HUD-OIG Special Agent Herschell Harvell, Jr. Made False Statements To Acquire A Mortgage Loan
After a one week trial, a federal jury has convicted HUD-OIG Special Agent Herschell Harvell, Jr., a former Special Agent in Charge with the HUD-OIG, of two counts of making false statements to First Tennessee National Bank, N.A.
According to Acting U.S. Attorney John Horn, the charges, and other information presented in court:
The Office of Inspector General (OIG) for the Department of Housing and Urban Development (HUD-OIG) investigates and prevents fraud and abuse in HUD and FHA programs. Harvell began his career with HUD-OIG as a Special Agent and in 2003, was promoted to Assistant Special Agent in Charge for HUD-OIG’s Region 9, which is based in Los Angeles, California, and encompasses several western states. Harvell was promoted in 2008 to Special Agent in Charge for the HUD-OIG region based in Fort Worth, Texas, and later served as the Special Agent in Charge of HUD-OIG’s Region 4, based in Atlanta, Georgia. As a Supervisory Special Agent, Harvell oversaw and supervised mortgage fraud investigations involving applicants making false statements in order to obtain government loans.

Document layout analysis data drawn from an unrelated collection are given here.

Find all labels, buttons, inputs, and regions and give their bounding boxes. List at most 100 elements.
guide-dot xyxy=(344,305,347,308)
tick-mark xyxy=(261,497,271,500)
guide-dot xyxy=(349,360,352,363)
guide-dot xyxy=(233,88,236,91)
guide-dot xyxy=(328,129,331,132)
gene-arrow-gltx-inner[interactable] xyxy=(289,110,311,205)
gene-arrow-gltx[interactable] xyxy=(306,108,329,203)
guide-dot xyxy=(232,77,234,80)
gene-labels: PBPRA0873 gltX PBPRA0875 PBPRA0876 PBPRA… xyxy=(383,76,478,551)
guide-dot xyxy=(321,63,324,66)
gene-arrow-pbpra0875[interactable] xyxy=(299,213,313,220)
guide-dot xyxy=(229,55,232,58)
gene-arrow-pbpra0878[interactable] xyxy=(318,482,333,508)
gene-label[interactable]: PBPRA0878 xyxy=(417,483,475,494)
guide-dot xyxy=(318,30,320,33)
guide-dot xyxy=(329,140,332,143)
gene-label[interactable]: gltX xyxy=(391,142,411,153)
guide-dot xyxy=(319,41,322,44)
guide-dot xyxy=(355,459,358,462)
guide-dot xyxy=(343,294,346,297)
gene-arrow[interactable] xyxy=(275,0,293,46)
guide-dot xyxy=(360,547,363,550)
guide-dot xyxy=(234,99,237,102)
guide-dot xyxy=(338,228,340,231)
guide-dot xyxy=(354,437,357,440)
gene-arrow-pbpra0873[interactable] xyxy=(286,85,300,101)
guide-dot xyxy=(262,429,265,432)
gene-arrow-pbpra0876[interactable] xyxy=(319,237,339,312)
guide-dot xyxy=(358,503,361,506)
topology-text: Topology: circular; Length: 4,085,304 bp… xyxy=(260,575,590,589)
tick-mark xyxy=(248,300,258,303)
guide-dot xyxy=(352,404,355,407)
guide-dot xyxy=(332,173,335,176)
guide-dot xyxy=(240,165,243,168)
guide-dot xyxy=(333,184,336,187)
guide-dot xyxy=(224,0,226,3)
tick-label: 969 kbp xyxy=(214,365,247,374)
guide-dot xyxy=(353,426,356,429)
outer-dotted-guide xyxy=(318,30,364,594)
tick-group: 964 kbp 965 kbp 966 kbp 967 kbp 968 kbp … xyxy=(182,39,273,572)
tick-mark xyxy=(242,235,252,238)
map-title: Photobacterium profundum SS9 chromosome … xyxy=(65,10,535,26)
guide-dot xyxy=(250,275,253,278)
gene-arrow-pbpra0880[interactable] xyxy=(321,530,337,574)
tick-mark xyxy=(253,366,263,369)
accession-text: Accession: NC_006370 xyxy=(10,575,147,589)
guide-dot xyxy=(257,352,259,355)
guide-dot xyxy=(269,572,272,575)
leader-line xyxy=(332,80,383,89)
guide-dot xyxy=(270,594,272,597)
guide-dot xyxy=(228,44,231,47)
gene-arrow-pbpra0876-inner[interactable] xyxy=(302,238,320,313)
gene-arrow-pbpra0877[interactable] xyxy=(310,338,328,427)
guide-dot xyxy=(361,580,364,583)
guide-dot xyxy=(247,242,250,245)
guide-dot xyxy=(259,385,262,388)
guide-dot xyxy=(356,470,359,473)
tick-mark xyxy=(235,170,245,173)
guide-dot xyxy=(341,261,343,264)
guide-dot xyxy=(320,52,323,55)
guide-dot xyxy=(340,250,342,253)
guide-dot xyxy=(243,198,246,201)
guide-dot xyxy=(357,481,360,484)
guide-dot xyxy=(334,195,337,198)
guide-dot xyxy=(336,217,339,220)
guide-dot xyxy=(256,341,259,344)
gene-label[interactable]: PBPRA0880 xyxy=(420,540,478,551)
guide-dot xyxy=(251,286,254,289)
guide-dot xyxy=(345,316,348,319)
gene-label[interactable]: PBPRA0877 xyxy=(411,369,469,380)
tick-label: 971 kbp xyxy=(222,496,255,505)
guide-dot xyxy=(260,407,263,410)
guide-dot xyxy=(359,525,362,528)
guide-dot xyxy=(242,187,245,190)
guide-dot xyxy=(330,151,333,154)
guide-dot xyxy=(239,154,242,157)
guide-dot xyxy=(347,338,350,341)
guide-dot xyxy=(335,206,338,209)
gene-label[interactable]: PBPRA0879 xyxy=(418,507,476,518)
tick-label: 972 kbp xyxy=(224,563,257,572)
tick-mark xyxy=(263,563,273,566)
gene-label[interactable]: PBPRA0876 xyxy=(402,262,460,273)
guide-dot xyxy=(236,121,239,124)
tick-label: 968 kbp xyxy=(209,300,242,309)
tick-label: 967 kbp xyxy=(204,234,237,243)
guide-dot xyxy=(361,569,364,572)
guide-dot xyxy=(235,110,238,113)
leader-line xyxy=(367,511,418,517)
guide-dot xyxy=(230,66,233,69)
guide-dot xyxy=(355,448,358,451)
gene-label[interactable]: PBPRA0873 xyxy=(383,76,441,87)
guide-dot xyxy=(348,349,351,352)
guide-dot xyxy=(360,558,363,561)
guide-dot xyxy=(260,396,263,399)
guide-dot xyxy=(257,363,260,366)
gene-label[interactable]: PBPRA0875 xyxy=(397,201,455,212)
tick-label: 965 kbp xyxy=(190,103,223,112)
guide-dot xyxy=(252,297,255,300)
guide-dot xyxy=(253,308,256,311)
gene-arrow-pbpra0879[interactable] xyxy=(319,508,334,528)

In 2008, while stationed at the HUD-OIG office in Los Angeles, Harvell maintained a portfolio of six rental homes in the Atlanta area, all of which were mortgaged, with monthly payments in various amounts. Harvell also acquired and opened a Precision Tune automobile care franchise in the Atlanta area. The start-up costs for the owner of a new franchise location, such as Harvell’s, ranged from $100,000 to over $200,000. To fund the costs of his new business, in February 2008, Harvell cashed in a certificate of deposit that he held worth approximately $70,000. Over the next five weeks, Harvell spent this amount and more on his Precision Tune business and other expenses, including payments on his rental homes.
On March 25, 2008, Harvell obtained additional cash by refinancing one of his rental homes. Harvell attended the closing and signed a loan application and other documents to obtain a refinance loan for $165,000 from First Tennesse Bank, N.A. Harvell received approximately $23,000 from this loan. Although he had cashed in and spent the certificate of deposit and additional funds, Harvell’s loan application falsely stated that he still owned this certificate of deposit.
In addition, Harvell’s loan application falsely stated that he received a total of $6,180 per month in rental income from his portfolio of investment homes. Although some ofHarvell’s houses were rented, he was receiving roughly half that amount, or less, on a monthly basis when he closed the loan. Harvell’s loan application also failed to disclose his Precision Tune business and associated costs and liabilities that he was incurring to open that business.
In addition, Harvell’s loan application stated that his permanent residence was in Georgia. During the course of approving the loan, First Tennessee Bank’s underwriter asked Harvell to explain a Los Angeles post office box that appeared on Harvell’s bank statements. The underwriter posed this question to determine whether Harvell had living expenses in Los Angeles that were not disclosed on his loan application. In response to the underwriter’s question, Harvell wrote a letter falsely stating that his employment required him to work in California during the weekdays and that he resided with relatives while on work assignments there. In truth, Harvell lived in Los Angeles and paid rent there, which was not disclosed to the underwriter.
While in Atlanta to close the loan from First Tennessee Bank on March 25, 2008, Harvell applied to a different lending institution for a cash-out refinance loan on a different investment property. When this second loan closed on April 14, 2008, Harvell received over $17,000. Harvell’s loan application contained the same false statements and omissions as his March 25, 2008, loan application to First Tennessee Bank.
Sentencing for Harvell has been scheduled for 2:30 p.m. on October 1, 2015, before United States District Judge William S. Duffey, Jr.
“Harvell, who was a federal law enforcement officer with supervisory responsibility for mortgage fraud investigations and other matters involving false statements, violated the law he was sworn to enforce by making false statements to obtain a loan to finance his own private business interests,” said Acting U.S. Attorney John Horn.
“Mr. Harvell’s conviction demonstrates our commitment to bringing to justice all bad actors, even when that misconduct occurs within our very own organization. I am profoundly disappointed at the break down of trust and the violation of laws of this former employee. As this conviction shows, these ethical lapses are neither tolerated nor condoned,” said David A. Montoya, Inspector General of the Department of Housing and Urban Development.
This case is being investigated by the Department of Housing and Urban Development, Office of Inspector General, Special Investigations Division, Washington, DC.
Assistant United States Attorney Douglas W. Gilfillan is prosecuting the case.